Snarling in a fit of undignified temper, Pascoe Ives whacked his walking stick against an inoffensive hedge. A terrified rabbit leapt from its hiding place.
Imagining swinging the ebony cane at His Majesty’s ministers, forcing them to leap like frightened conies, defused the worst of his frustration. Throwing back his shoulders, Pascoe relaxed his grip on the cane’s crested gold handle—a crest that didn’t belong to him, which was part of the whole problem. Without a title to wield, he was at the king’s mercy.

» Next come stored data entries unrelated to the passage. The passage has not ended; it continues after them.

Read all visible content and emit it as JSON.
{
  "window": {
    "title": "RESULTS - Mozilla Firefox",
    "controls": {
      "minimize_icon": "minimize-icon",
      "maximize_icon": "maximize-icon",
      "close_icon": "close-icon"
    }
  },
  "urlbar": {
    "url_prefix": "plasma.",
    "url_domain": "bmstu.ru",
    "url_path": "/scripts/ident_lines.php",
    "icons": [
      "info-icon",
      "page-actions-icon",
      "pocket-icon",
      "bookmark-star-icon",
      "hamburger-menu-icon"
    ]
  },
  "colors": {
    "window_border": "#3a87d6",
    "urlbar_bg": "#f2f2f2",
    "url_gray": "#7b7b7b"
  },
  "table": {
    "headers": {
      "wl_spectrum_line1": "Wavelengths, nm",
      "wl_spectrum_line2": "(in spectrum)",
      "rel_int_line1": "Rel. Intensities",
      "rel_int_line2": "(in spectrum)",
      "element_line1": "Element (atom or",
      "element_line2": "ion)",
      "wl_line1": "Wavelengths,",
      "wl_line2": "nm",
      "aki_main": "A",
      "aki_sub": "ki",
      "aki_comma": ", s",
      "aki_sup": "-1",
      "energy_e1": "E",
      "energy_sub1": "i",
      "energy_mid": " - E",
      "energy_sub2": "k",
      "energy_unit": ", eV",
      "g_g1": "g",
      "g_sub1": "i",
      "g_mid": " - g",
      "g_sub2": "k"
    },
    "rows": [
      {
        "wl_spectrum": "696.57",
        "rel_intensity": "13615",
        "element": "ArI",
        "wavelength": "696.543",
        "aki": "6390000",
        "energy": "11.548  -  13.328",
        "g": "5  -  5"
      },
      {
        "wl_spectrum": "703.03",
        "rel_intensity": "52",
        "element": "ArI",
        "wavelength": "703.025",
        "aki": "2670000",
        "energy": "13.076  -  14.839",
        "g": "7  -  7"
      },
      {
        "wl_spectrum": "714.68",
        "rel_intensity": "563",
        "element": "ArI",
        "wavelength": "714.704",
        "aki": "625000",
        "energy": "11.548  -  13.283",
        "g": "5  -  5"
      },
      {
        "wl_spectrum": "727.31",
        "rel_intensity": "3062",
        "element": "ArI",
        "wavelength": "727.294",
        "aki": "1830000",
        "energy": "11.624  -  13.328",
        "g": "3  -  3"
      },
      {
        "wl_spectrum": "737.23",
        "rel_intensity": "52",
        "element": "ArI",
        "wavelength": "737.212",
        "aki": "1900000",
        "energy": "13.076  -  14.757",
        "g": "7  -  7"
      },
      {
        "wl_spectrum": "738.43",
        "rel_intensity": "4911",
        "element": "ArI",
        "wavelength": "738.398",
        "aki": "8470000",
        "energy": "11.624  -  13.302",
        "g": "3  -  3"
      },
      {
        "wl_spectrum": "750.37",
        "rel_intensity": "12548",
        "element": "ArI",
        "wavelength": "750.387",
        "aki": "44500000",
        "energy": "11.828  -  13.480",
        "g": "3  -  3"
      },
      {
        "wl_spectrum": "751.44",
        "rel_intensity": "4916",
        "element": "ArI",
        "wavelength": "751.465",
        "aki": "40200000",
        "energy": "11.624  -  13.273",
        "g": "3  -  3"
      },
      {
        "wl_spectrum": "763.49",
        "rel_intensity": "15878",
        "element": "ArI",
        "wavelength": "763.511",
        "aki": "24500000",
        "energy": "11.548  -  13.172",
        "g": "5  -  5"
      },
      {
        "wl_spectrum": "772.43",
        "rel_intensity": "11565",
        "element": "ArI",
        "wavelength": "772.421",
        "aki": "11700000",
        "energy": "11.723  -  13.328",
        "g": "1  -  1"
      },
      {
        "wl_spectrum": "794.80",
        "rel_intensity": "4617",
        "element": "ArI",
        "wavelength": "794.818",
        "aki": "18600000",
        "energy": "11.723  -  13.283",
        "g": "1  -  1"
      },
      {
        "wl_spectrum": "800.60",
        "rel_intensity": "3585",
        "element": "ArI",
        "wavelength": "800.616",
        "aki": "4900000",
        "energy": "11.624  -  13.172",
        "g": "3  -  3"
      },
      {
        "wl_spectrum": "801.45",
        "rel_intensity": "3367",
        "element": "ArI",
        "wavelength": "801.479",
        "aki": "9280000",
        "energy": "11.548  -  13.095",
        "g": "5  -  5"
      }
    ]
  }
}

As if to counter his foul mood, the gold knob reflected the fading rays of the sun on what would have been a beautiful day to escape to Brighton.
He had promised the children and servants a visit to the shore, if only in vague hope of restoring sanity in a household where none existed. The meeting with the king’s cabinet shattered any illusion that he could escape the life he’d carved for himself—a life that hadn’t included family until he’d arrogantly acquired one under the assumption that a wife would tend the family hearth.
As he approached his townhome, he noted a battered ostrich plume brushing the railing of his kitchen stairs. His heart stuttered and tripped. Lily always forgot her keys. She had used to sit on the step and read. . . . But this was not the modest cottage he’d once shared with his late wife.
Even thinking of Lily at this moment was a denial of the dilemma sitting on his doorstep. With a sigh, Pascoe stopped at the rail. Wearing her best traveling costume, the young nanny he’d recently hired wept on his kitchen stairs. Her tears ground all pretense of normalcy into grains of sand, the sand he would not be seeing anytime soon.
Did Brighton have sand? Traveling on official duties, he’d only seen the insides of inns, taverns, and cavernous palace chambers—never the coastline.
“What is it the children have done now?” he asked in weariness. “Vanished from the nursery? You knew they would not speak when I hired you.”
Startled, the nanny hastily wiped at her eyes with a handkerchief. “Oh sir, I tried. I truly did.”
“Yes, yes, they all do.” He impatiently tapped his stick against the stone steps. “Did they leave snakes beneath your pillow? Climb up a chimney? Or simply find a way to the roof?” His adorably precocious toddlers had done all that and more in the past.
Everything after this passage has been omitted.